Ground truth for T2–T4 is derived from the same DAG used by CKG, which is a methodological constraint acknowledged in the design (Section 5.3). T1 performance on explanatory queries is weak for all three systems and represents an open problem. Pipeline engineering cost for automated CKG construction (Track 2) was not included in the benchmark cost accounting.

Future Work

  • Extend the automated construction pipeline to additional structured data sources (regulatory registries, legal codes, financial filings, product catalogues) to test the Track 2 transfer result at scale.
  • Extend T5 cross-concept retrieval with deeper BFS path-finding; the current T5 F1 of 0.323 (Track 1) and 0.425 (Track 2) has a clear improvement trajectory.
  • Hybrid architectures combining CKG structural precision with RAG's prose retrieval for T1 and T5 query types.
  • Formal build-cost accounting that includes pipeline engineering, taxonomy-schema design, and source-API cost, enabling end-to-end CPCA comparison across all three architectures.
  • Model-robustness experiments replicating the benchmark across additional LLM families.

Unified contribution

Track 1 validates the intelligent textbook format — hand-curated learning-graph CSVs — as a benchmark-grade substrate for knowledge retrieval at scale across 44 domains.

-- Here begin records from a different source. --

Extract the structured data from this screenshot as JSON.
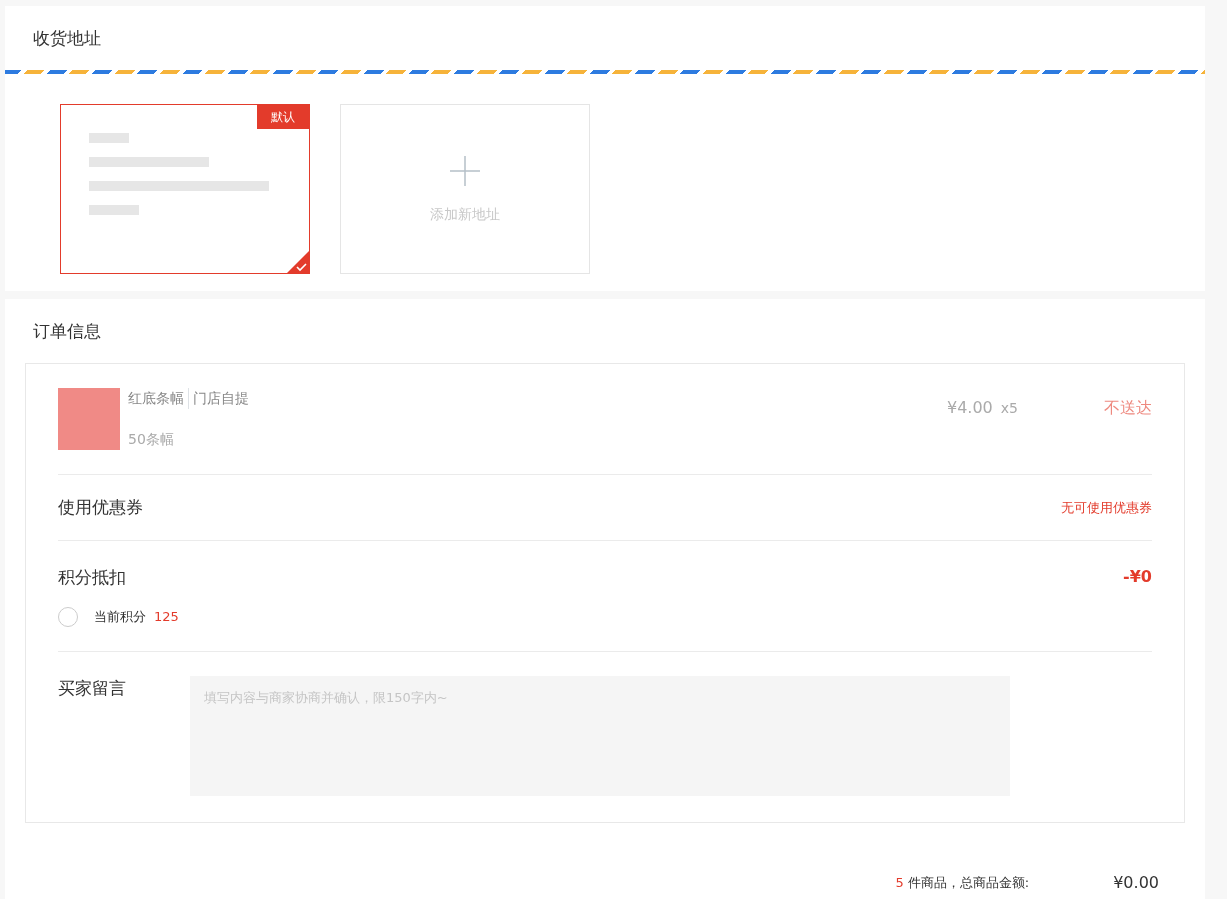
{
  "address_section": {
    "title": "收货地址",
    "addresses": [
      {
        "default_badge": "默认",
        "selected": true
      }
    ],
    "add_button": {
      "label": "添加新地址"
    }
  },
  "order_section": {
    "title": "订单信息",
    "product": {
      "name": "红底条幅",
      "delivery": "门店自提",
      "spec": "50条幅",
      "price": "¥4.00",
      "quantity": "x5",
      "status": "不送达"
    },
    "coupon": {
      "label": "使用优惠券",
      "value": "无可使用优惠券"
    },
    "points": {
      "label": "积分抵扣",
      "amount": "-¥0",
      "option_label": "当前积分",
      "option_value": "125",
      "checked": false
    },
    "message": {
      "label": "买家留言",
      "placeholder": "填写内容与商家协商并确认，限150字内~"
    }
  },
  "summary": {
    "count": "5",
    "text": "件商品，总商品金额:",
    "total": "¥0.00"
  }
}
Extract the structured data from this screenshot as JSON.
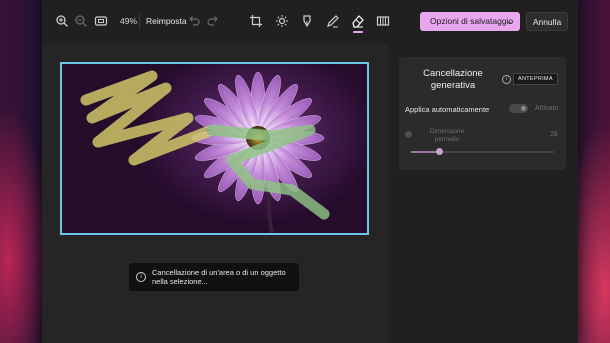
{
  "toolbar": {
    "zoom_value": "49%",
    "reset_label": "Reimposta",
    "save_label": "Opzioni di salvataggio",
    "cancel_label": "Annulla",
    "icons": [
      "zoom-in-icon",
      "zoom-out-icon",
      "fit-screen-icon",
      "undo-icon",
      "redo-icon",
      "crop-icon",
      "brightness-icon",
      "markup-icon",
      "draw-icon",
      "eraser-icon",
      "background-icon"
    ]
  },
  "colors": {
    "accent": "#e8a6ef",
    "selection_border": "#6cc7e6",
    "window_bg": "#202020",
    "panel_bg": "#2b2b2b"
  },
  "panel": {
    "title": "Cancellazione generativa",
    "preview_badge": "ANTEPRIMA",
    "auto_apply_label": "Applica automaticamente",
    "auto_apply_state": "Attivato",
    "brush_size_label": "Dimensione pennello",
    "brush_size_value": "28",
    "brush_size_fraction": 0.2
  },
  "toast": {
    "message": "Cancellazione di un'area o di un oggetto nella selezione..."
  }
}
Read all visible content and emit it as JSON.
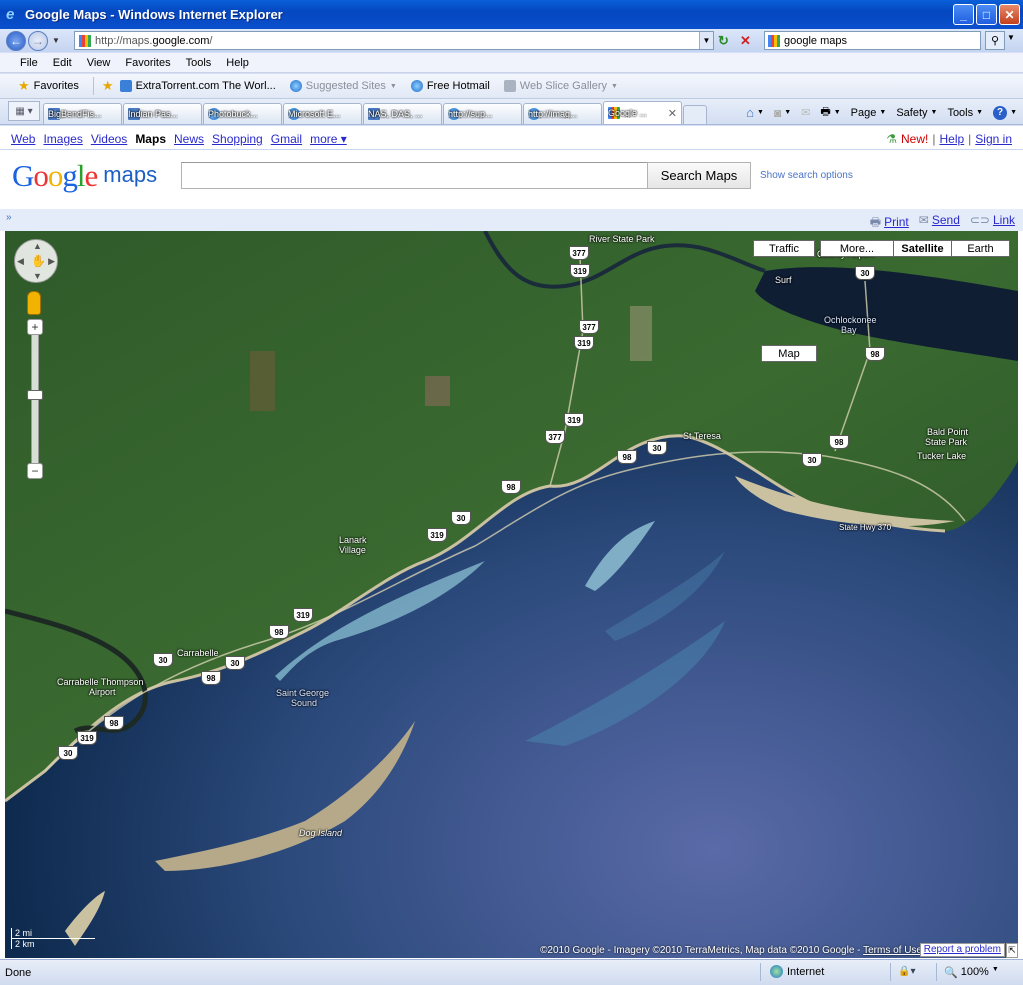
{
  "window": {
    "title": "Google Maps - Windows Internet Explorer"
  },
  "address": {
    "prefix": "http://maps.",
    "domain": "google.com",
    "suffix": "/"
  },
  "search": {
    "value": "google maps"
  },
  "menu": [
    "File",
    "Edit",
    "View",
    "Favorites",
    "Tools",
    "Help"
  ],
  "favorites": {
    "label": "Favorites",
    "items": [
      "ExtraTorrent.com The Worl...",
      "Suggested Sites",
      "Free Hotmail",
      "Web Slice Gallery"
    ]
  },
  "tabs": [
    "BigBendFis...",
    "Indian Pas...",
    "Photobuck...",
    "Microsoft E...",
    "NAS, DAS, ...",
    "http://sup...",
    "http://imag...",
    "Google ..."
  ],
  "commands": {
    "page": "Page",
    "safety": "Safety",
    "tools": "Tools"
  },
  "gbar": {
    "links": [
      "Web",
      "Images",
      "Videos",
      "Maps",
      "News",
      "Shopping",
      "Gmail",
      "more"
    ],
    "current": "Maps",
    "new_label": "New!",
    "help": "Help",
    "signin": "Sign in"
  },
  "logo": {
    "word": "Google",
    "product": "maps"
  },
  "searchbar": {
    "button": "Search Maps",
    "options": "Show search options",
    "value": ""
  },
  "subbar": {
    "print": "Print",
    "send": "Send",
    "link": "Link"
  },
  "map": {
    "types": {
      "traffic": "Traffic",
      "more": "More...",
      "map": "Map",
      "satellite": "Satellite",
      "earth": "Earth",
      "selected": "Satellite"
    },
    "places": [
      "River State Park",
      "County Airport",
      "Ochlockonee",
      "Bay",
      "Bald Point",
      "State Park",
      "Tucker Lake",
      "St Teresa",
      "State Hwy 370",
      "Lanark",
      "Village",
      "Carrabelle",
      "Carrabelle Thompson",
      "Airport",
      "Saint George",
      "Sound",
      "Dog Island",
      "Surf"
    ],
    "routes": [
      "377",
      "319",
      "377",
      "319",
      "319",
      "377",
      "98",
      "30",
      "98",
      "30",
      "30",
      "98",
      "98",
      "30",
      "319",
      "319",
      "98",
      "30",
      "30",
      "98",
      "98",
      "319",
      "30",
      "30"
    ],
    "scale": {
      "miles": "2 mi",
      "km": "2 km"
    },
    "copyright": "©2010 Google - Imagery ©2010 TerraMetrics, Map data ©2010 Google - ",
    "terms": "Terms of Use",
    "report": "Report a problem"
  },
  "status": {
    "text": "Done",
    "zone": "Internet",
    "zoom": "100%"
  }
}
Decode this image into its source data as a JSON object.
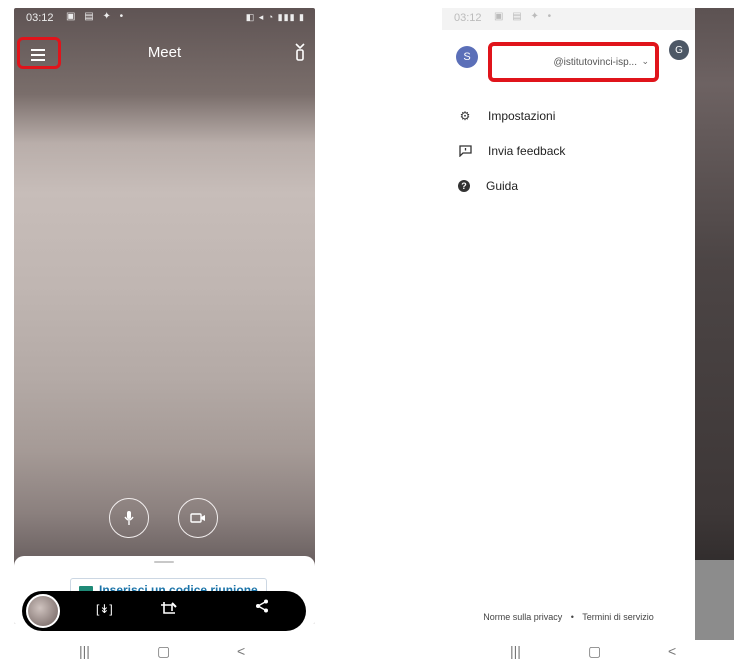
{
  "left": {
    "status": {
      "time": "03:12",
      "notif_icons": "▣ ▤ ✦ •",
      "system_icons": "◧ ◂ ◔ ▮▮▮ ▮"
    },
    "app_title": "Meet",
    "bottom_sheet": {
      "code_button_label": "Inserisci un codice riunione"
    }
  },
  "right": {
    "status": {
      "time": "03:12",
      "notif_icons": "▣ ▤ ✦ •"
    },
    "account": {
      "avatar_letter": "S",
      "email": "@istitutovinci-isp...",
      "secondary_avatar_letter": "G"
    },
    "menu": [
      {
        "label": "Impostazioni",
        "icon": "gear-icon"
      },
      {
        "label": "Invia feedback",
        "icon": "feedback-icon"
      },
      {
        "label": "Guida",
        "icon": "help-icon"
      }
    ],
    "footer": {
      "privacy": "Norme sulla privacy",
      "separator": "•",
      "terms": "Termini di servizio"
    }
  },
  "nav": {
    "recents": "|||",
    "home": "▢",
    "back": "<"
  },
  "colors": {
    "highlight_red": "#e0141b",
    "avatar_blue": "#5b6fb8",
    "chip_text": "#1a73a8"
  }
}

Track 2 validates automated construction of CKG domains from structured external data, showing the retrieval advantage does not depend on manual authorship. Taken together, the two tracks establish Compact Knowledge Graphs as a distinct architecture category — one that is empirically superior to RAG and GraphRAG on structural queries, an order of magnitude cheaper in tokens, and ready for deployment in any domain whose knowledge can be expressed as a directed acyclic graph.

Open Benchmark

The complete benchmark — corpus, queries, evaluation harness, and all results — is released at github.com/Yarmoluk/ckg-benchmark under CC BY 4.0 (data) and MIT (code). A HuggingFace dataset mirror (graphify-md/ckg-benchmark) is forthcoming. We invite the community to add domains, systems, and metrics.